Wage growth cooled to 5.8% in the three months to April, down from 5.9% in March, putting it on the right trajectory and supporting falling price pressures.

Meanwhile, the unemployment rate unexpectedly ticked higher to 4.4%, showing that labour market conditions continued to loosen.

Hotter-than-expected service sector inflation meant that a June interest rate cut was off the table. However, pay growth is slowing in line with the Bank of England's expectations, and labor market conditions are easing. Today's data appears to be in line with the MPC cutting rates later this summer.

Meanwhile, the USD is holding steady as investors look ahead to US inflation data and the FOMC interest rate decision tomorrow.

Get our exclusive guide to GBP/USD trading in Q2 2024

GBP/USD forecast – technical analysis

GBP/USD found support once again in the 1.2680 region, also the lower band of the rising channel. The long lower wick on the candle suggests little selling demand at the lower price.

Sellers will need to take out the 1.27 -1.2680 zone, to extend losses towards 1.2640 the 100 SMA.

Any recovery would need to retake 1.28, ahead of 1.2890, the 2024 high.

gbp/usd forecast chart



EUR/USD steadies as the dust settles after the weekend elections

  • EUR steadies after political uncertainty worries settle
  • ECB chief economist Philip Lane to speak
  • EUR/USD holds above 1.0750

The euro has stabilised today after yesterday's sell-off following a surprise snap election called by French President Macron.

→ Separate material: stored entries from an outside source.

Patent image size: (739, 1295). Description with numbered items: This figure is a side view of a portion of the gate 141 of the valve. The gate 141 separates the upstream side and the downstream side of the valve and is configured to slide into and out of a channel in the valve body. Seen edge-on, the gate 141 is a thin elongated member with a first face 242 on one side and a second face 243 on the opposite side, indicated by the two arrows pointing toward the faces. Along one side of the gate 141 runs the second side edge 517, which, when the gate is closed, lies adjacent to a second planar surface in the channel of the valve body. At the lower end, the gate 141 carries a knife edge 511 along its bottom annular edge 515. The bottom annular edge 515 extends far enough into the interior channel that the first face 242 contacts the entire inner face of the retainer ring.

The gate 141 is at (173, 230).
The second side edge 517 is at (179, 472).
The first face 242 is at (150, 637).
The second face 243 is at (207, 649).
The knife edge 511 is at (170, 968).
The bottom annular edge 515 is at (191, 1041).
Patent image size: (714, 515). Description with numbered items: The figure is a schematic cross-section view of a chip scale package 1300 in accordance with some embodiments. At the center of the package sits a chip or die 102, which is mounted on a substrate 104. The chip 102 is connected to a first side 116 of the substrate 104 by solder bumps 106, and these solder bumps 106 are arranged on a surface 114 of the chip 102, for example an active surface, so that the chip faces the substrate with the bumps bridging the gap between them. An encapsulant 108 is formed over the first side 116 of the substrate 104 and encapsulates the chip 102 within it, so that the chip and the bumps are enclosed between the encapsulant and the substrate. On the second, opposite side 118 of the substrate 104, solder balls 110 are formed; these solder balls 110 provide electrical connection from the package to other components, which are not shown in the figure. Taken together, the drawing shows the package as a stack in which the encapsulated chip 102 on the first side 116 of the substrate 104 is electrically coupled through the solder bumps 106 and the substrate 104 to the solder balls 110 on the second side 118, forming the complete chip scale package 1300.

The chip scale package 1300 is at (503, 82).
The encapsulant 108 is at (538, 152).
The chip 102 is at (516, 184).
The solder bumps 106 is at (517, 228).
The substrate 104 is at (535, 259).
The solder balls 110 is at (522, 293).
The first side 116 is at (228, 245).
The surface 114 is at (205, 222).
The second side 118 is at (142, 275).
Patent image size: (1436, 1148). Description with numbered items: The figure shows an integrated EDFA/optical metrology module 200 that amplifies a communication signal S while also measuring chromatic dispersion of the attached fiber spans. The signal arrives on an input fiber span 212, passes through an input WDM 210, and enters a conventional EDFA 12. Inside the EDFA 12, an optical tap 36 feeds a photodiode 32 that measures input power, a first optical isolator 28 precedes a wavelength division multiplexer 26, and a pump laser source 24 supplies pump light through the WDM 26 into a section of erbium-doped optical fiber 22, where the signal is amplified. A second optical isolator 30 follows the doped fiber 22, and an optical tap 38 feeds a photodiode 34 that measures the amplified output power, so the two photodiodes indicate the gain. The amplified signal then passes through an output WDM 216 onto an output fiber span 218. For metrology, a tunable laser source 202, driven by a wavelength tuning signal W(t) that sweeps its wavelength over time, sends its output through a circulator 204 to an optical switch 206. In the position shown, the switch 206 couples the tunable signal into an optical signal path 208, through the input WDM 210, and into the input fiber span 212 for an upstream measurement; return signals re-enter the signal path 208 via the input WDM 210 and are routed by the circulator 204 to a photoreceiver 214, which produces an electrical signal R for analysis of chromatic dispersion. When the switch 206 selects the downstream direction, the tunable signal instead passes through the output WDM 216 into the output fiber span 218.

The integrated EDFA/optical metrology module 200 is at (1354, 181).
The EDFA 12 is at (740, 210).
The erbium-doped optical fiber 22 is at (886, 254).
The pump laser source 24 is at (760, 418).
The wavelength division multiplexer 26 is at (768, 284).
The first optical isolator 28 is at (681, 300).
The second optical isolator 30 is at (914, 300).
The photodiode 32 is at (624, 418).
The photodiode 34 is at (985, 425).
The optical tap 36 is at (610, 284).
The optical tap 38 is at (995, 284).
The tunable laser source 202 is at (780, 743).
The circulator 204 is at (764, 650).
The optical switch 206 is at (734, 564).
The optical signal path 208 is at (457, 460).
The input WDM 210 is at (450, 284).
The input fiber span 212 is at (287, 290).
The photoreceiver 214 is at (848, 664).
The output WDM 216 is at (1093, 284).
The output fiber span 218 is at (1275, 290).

Macron’s announcement of a snap election in France came after his party's disappointing performance in the European parliamentary elections. Political uncertainty could prevent the ECB from further rate cuts this year if the central bank opts to pause further cuts to assess how a change to a right-wing governing party could impact the economy.

Attention will now turn to ECB chief economist Philip Lane, who is due to speak later and could provide further clarity over the future path for interest rates and inflation.

His comments come after the ECB cut interest rates last week for the first time in five years but also upwardly revised its inflation forecast.

Separately, the US dollar is holding on to recent gains as the US dollar index trades around a monthly high. The US dollar pushed northwards after stronger-than-expected US nonfarm payrolls, which saw the market push back on Federal Reserve rate cut expectations.

Attention is now on tomorrow's inflation figures and the FOMC rate decision. The Fed is not expected to cut rates but could provide more clues about whether it's still considering a rate cut this year. The market is now pricing in less than 50% probability of a September cut, down from 70% prior to Friday's nonfarm payroll report.

EUR/USD forecast – technical analysis

After running into resistance at 1.0915, EUR/USD recorrected lower, breaking below the 100 SMA and the 200 SMA before finding support on the falling trendline dating back to the start of the year.

Sellers supported by the RSI below 50 will look to take out the falling trendline support at 1.0750 and yesterday’s low at 1.0730. Below here, 1.0700 comes into play.

Any recovery must retake the 200 SMA at 1.0790 and the 100 SMA at 1.08 to bring the rising trendline resistance at 1.0840 into focus. Above here, attention turns to 1.0915, the June high.